Services de coaching entre pairs dans le domaine de la nutrition et de la remise en forme et dans l’ensemble de la santé et du bien-être; Services de coaching personnel dans le domaine de la nutrition et de la remise en forme; Services de coaching dans le domaine de la nutrition et de la remise en forme et dans l’ensemble de la santé et du bien-être pour les professionnels de la remise en forme; Services de coaching de groupe dans le domaine de la nutrition et de la remise en forme et de l’ensemble de la santé et du bien-être; tous les services précités ne relevant pas du domaine de la nutrition parentérale;
Classe 42 — Fourniture de logiciels en tant que service dans le domaine de la nutrition, à l’exception de la nutrition parentérale et du coaching de mode de vie;
Classe 44 — Services de conseils dans le domaine de la nutrition; Services de conseils en matière de nutrition; fourniture de conseils diététiques et nutritionnels; services de conseils professionnels dans le domaine de la nutrition; services de conseils en matière de nutrition; fourniture d’informations nutritionnelles sur les aliments; fourniture d’informations en matière de nutrition; tous les services précités ne relèvent pas du domaine de la nutrition parentérale.
Services antérieurs
Classe 41 — Services éducatifs, à savoir cours, séminaires, conférences et ateliers dans le domaine de la nutrition parentérale; services de formation dans le domaine de la nutrition parentérale;
Classe 44 — Services médicaux, à savoir informations et conseils dans le domaine de la nutrition parentérale; services de soins de santé,
à savoir informations et conseils dans le domaine de la nutrition parentérale; fourniture d’informations médicales à des fins de traitement médical clinique dans le domaine de la nutrition parentérale; fourniture d’informations et de conseils dans le domaine de la nutrition parentérale pour les patients.
17
24 La nutrition parentérale (à laquelle les services antérieurs se rapportent explicitement et auxquels les produits et services contestés ne se rapportent explicitement pas) est l’alimentation de produits nutritionnels à une personne intraveineuse.

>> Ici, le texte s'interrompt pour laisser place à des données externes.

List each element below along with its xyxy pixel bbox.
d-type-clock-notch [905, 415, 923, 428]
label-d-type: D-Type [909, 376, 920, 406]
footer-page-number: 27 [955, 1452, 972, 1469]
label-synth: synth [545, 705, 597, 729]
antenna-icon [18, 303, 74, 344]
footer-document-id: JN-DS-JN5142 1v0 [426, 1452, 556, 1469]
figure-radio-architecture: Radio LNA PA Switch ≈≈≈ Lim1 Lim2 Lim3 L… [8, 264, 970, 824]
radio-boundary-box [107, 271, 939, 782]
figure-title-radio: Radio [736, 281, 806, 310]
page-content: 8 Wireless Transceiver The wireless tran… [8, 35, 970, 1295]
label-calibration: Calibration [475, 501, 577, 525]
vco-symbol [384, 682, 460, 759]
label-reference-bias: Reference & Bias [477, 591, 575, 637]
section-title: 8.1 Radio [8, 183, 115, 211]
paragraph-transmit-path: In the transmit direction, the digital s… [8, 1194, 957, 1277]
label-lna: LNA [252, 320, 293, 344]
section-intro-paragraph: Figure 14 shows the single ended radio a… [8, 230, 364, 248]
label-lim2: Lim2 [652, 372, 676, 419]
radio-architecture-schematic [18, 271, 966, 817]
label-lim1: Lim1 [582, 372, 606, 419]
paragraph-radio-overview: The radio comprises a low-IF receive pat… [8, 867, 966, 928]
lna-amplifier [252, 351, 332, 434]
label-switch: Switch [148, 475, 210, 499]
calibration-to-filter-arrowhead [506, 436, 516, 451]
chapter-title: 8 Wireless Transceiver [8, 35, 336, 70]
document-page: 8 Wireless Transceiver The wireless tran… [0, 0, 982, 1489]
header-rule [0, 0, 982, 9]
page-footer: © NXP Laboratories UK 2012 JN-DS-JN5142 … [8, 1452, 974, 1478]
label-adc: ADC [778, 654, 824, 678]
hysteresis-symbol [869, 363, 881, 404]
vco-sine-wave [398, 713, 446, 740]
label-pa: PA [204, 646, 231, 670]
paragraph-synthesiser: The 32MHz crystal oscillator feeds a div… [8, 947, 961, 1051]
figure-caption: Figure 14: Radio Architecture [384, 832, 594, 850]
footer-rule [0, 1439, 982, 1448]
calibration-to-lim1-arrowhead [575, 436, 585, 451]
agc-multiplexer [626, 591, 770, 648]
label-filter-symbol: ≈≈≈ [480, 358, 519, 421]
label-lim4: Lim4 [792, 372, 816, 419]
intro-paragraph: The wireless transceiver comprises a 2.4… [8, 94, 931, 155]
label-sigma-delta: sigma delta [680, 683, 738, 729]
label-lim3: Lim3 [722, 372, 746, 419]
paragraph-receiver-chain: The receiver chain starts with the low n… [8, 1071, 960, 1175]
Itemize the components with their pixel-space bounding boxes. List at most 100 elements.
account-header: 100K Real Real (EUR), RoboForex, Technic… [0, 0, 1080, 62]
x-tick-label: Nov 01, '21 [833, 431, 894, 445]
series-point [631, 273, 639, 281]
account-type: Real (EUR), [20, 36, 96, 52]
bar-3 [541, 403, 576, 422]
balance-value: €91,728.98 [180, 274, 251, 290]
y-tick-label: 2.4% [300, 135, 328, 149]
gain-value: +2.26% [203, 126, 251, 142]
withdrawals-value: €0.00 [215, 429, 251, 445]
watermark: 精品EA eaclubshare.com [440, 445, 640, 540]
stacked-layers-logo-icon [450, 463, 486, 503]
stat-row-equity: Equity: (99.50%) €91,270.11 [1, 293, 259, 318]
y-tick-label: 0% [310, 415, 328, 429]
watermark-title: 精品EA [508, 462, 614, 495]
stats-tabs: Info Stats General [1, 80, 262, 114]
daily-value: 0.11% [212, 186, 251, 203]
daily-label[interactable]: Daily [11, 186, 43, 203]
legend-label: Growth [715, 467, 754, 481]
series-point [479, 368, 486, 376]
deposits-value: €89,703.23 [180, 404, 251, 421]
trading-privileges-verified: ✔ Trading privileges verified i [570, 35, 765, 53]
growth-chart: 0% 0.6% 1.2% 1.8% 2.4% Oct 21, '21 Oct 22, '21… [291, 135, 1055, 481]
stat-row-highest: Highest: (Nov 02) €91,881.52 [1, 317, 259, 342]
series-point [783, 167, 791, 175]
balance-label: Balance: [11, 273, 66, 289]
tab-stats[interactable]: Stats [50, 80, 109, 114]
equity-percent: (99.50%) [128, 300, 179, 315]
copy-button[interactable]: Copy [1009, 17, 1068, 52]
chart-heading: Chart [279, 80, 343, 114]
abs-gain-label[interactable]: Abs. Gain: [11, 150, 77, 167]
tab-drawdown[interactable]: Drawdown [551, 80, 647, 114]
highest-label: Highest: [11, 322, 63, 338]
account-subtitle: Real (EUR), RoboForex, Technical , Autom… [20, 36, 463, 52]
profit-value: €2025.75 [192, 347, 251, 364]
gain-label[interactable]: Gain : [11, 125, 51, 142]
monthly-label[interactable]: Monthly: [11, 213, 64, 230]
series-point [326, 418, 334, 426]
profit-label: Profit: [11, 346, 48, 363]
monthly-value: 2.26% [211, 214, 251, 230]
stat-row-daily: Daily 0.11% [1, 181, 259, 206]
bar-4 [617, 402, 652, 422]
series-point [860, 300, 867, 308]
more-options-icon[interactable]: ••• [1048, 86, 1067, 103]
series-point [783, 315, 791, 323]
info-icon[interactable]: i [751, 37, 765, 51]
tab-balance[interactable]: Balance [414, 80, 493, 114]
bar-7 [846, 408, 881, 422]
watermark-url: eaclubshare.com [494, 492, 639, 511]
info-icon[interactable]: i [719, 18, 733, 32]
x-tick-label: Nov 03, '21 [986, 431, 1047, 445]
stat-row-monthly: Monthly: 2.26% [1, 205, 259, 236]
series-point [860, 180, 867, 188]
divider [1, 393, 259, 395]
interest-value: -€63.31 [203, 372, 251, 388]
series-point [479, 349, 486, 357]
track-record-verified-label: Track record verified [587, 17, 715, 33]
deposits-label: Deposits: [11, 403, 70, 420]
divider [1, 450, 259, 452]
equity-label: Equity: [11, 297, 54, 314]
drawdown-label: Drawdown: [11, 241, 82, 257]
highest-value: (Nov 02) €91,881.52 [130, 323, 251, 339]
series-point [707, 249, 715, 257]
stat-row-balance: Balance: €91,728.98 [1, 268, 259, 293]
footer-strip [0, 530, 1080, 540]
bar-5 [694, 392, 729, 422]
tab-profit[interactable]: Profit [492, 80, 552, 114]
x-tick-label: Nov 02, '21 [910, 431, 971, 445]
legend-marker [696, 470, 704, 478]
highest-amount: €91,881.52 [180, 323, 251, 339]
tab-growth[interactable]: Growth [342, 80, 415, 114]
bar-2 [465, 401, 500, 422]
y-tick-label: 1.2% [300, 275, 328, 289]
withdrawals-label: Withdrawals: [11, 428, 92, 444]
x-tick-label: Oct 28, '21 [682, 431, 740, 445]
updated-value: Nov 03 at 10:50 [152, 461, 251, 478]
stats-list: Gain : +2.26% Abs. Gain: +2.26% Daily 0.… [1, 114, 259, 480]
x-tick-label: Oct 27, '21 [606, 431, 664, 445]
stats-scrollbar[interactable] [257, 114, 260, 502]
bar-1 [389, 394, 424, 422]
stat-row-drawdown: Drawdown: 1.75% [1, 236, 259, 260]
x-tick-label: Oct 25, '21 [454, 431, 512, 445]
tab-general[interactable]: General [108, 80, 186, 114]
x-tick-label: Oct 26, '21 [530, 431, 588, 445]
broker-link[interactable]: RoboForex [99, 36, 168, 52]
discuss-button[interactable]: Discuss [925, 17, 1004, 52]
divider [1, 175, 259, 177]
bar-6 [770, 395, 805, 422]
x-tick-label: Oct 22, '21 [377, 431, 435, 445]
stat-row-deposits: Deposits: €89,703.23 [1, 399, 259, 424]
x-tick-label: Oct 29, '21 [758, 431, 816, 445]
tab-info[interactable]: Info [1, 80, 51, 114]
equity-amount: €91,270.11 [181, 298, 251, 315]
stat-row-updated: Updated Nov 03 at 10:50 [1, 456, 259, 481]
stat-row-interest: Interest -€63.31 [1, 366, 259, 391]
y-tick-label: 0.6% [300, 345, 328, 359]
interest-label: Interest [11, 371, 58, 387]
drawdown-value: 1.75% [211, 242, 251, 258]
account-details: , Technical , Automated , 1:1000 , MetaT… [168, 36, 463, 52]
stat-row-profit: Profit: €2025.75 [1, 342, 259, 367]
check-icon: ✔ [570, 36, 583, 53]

L’administration intraveineuse de la nutrition, qui peut inclure des protéines, des glucides, des graisses, des minéraux et des électrolytes, des vitamines et d’autres oligo-éléments, est destinée aux patients qui ne peuvent manger ou absorber suffisamment d’aliments par le biais de la préparation d’aliments par tubes ou par voie orale pour conserver un bon état nutritionnel. La nutrition parentérale pourrait être totale et partielle. La nutrition parentérale est partielle lorsque la nutrition est également partiellement entérale (la nutrition entérale étant une forme de nutrition qui est fournie dans le système digestif sous la forme liquide de boissons nutritionnelles ou de formules alimentaires ou par alimentation des tubes) ou d’autres options nutritionnelles, généralement un régime alimentaire partiellement normal, sont appliquées. Par conséquent, différentes méthodes de soutien nutritionnel, y compris la nutrition parentérale, peuvent être utilisées conjointement de manière complémentaire en fonction des besoins nutritionnels spécifiques et de l’état de santé de l’utilisateur final. Comme l’a expliqué l’opposante en référence aux éléments de preuve qu’elle a produits, la thérapie nutritionnelle est fournie par des dietitiens enregistrés et d’autres prestataires de soins de santé afin de maintenir ou de rétablir un statut nutritionnel optimal et une santé optimale; il englobe la fourniture de nutriments parentéraux, oraux ou parentéraux ayant une intention thérapeutique. Il peut être nécessaire pendant une courte ou longue période et est administré dans divers contextes de soins de santé ou à domicile. La nutrition parentérale est totale lorsqu’il s’agit de la seule source de nutrition que le patient reçoit et en partie lorsque la personne qui reçoit la nutrition l’utilise comme complément tout en manquant également. La nutrition orale, entérale et parentérale est utilisée uniquement dans la thérapie du soutien nutritionnel ou en combinaison les unes avec les autres.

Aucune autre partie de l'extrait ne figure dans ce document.